The Ministry of Justice has published what it is calling ‘experimental statistics’ showing family law cases are concluded more quickly when neither party is represented in court.
The MoJ has published its statistics in order to paint a picture which addresses the known evidence gap in relation to hearing duration.
The figures compare the average hearing duration for cases starting between April 2012 and March 2013 which were disposed of within 12 weeks and cases starting between April 2013 and March 2014 which were disposed of within 12 weeks.
The initial findings showed no change in overall average (mean) hearing durations, but also showed some evidence that hearings where both parties were represented have increased in duration while hearings where neither party were represented have decreased in duration.
The figures also show that over the same period directions hearings have increased in average (mean) duration across most representation types, while full hearings have decreased in average (mean) duration, particularly when neither parties were represented.
They also suggest there has been a substantial decrease in the average number of hearings per case, although this does appear to be part of a longer term trend, it’s noted.
The findings, however, appear to contradict the findings of family law organisation Resolution.
The association of family lawyers says the findings, which are based on average rather than actual hearing times, directly contradict the experiences of its members who work in the family courts.
A recent survey among Resolution lawyers showed how almost 70 per cent said when they act in proceedings where the other party is unrepresented family court resources have to be diverted to aid that party – lengthening hearings.

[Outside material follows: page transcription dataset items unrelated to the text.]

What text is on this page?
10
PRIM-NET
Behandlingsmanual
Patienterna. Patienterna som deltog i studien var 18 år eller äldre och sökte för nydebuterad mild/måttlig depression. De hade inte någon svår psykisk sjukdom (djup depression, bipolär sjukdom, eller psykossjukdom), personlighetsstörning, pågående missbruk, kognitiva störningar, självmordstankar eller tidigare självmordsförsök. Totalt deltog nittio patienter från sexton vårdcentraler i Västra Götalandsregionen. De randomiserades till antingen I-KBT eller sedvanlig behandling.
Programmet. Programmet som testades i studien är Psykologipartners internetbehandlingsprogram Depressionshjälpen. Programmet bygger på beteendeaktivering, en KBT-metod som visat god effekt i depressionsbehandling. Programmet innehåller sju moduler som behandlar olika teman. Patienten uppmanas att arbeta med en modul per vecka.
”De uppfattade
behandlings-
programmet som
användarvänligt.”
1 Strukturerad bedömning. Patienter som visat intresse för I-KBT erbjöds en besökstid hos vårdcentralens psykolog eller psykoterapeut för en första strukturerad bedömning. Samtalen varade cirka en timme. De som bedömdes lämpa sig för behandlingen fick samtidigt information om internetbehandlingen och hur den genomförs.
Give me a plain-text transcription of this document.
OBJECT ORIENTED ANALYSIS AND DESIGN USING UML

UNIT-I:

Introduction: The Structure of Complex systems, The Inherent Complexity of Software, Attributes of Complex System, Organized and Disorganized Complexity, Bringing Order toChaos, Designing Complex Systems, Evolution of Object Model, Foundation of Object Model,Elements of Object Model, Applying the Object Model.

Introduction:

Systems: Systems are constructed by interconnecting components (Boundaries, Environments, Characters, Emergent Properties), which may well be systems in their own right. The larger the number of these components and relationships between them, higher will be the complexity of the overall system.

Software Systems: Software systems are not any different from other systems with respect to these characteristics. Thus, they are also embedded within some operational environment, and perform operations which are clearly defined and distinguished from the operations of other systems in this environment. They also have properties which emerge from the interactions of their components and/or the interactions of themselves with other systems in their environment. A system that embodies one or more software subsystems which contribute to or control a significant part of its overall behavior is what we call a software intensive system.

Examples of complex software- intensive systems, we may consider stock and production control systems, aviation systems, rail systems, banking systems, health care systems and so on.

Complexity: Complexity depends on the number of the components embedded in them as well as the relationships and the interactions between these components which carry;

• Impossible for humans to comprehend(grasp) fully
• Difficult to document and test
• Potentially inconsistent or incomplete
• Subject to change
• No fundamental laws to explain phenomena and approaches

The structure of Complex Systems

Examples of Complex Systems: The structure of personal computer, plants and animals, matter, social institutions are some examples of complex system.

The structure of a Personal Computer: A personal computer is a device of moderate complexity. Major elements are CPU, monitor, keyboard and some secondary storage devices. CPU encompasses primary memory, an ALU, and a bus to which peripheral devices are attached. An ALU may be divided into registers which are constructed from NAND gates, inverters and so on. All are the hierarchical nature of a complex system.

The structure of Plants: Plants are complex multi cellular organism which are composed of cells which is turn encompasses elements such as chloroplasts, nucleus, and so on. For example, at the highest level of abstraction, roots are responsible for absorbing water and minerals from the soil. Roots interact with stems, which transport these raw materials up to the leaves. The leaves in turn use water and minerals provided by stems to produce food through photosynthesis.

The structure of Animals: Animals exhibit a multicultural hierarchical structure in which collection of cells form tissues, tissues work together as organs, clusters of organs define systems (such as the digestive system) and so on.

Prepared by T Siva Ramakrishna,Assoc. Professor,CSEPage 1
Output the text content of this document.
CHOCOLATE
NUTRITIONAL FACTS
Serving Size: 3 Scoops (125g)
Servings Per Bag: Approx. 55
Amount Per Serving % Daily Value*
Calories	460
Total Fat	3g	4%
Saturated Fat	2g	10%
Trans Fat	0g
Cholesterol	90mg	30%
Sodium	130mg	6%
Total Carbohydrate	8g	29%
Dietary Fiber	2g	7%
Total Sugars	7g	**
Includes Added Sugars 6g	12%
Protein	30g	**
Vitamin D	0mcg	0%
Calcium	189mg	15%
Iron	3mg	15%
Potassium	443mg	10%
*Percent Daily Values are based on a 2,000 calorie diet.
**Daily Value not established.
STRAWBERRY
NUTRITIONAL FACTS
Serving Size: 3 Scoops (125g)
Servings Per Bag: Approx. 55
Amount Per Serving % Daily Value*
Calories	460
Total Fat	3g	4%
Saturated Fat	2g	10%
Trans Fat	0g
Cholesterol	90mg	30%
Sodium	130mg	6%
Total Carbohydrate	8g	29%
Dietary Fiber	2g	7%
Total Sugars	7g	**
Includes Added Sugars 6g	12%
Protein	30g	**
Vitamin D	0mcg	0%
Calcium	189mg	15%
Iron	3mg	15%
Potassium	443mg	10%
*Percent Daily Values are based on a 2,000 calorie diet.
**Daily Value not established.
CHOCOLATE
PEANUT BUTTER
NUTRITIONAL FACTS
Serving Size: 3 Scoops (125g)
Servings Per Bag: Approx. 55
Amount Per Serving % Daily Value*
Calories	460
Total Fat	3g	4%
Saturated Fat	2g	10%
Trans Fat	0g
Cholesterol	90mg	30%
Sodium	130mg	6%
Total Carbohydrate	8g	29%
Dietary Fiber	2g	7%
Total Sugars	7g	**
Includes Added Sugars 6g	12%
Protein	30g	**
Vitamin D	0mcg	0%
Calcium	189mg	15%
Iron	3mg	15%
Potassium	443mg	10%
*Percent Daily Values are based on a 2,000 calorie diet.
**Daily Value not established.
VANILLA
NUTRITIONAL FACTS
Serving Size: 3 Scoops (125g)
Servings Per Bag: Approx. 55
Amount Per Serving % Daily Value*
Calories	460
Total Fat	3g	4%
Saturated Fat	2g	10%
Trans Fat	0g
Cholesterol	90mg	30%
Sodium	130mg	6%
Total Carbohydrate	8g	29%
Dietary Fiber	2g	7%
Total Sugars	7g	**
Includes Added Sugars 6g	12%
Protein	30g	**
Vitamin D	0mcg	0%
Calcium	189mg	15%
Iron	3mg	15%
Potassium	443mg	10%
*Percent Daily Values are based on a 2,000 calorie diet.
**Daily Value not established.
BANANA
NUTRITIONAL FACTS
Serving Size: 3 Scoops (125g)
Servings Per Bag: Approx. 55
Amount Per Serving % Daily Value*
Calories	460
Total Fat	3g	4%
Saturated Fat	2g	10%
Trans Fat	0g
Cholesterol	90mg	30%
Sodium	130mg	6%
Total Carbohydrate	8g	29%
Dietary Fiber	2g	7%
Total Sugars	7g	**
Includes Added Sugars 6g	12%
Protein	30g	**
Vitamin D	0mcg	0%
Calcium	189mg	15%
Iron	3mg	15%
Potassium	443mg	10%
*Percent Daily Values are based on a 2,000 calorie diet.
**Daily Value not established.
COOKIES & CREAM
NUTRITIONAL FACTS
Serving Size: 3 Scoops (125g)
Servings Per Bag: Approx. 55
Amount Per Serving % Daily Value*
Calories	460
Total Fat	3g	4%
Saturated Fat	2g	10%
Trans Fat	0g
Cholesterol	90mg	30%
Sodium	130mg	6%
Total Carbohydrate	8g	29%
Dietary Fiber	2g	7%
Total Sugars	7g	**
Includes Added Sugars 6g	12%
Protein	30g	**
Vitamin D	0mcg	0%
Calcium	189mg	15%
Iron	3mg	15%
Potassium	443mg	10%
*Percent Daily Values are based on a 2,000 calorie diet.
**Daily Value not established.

The survey also showed how 80 per cent of respondents said legal costs of the represented party increase when one or more litigants in person are involved in a case.
Questions have been raised, however, about the legitimacy of the statistics released. The published figures aren’t actual court hearing duration times, but represent estimated durations.
The figures are drawn from two computer systems; the Family man system, which judges use to record an estimate for how long a case will take to hear, often before they know whether either party has representation or not, and the eDiary, a scheduling tool used by listings officers to allocate cases. Neither is comprehensive or designed to produce reliable statistical data.
Regardless of whether the figures represent a legitimate fall in duration time or not, one of The Family Law Company’s Exeter Solicitors, Vanessa Priddis, says such a decrease may not be a good thing.
“Whilst it is pleasant to note that the survey says hearings may be taking less court time this is not my experience,” she said. “The survey fails to deal with how many of these cases return to court as the parties felt pressurised to rush things – did the outcomes of the case really deal with the issues or was it a ‘sticking plaster’.
“Also there seems to be no clear evidence as to whether the court users felt they received a fair hearing.
“Time taken can be no real indicator of success – only outcomes for children can be – less haste may in fact mean better outcomes and less likelihood of the cases coming back to the court or do we just want a conveyor type family justice system?”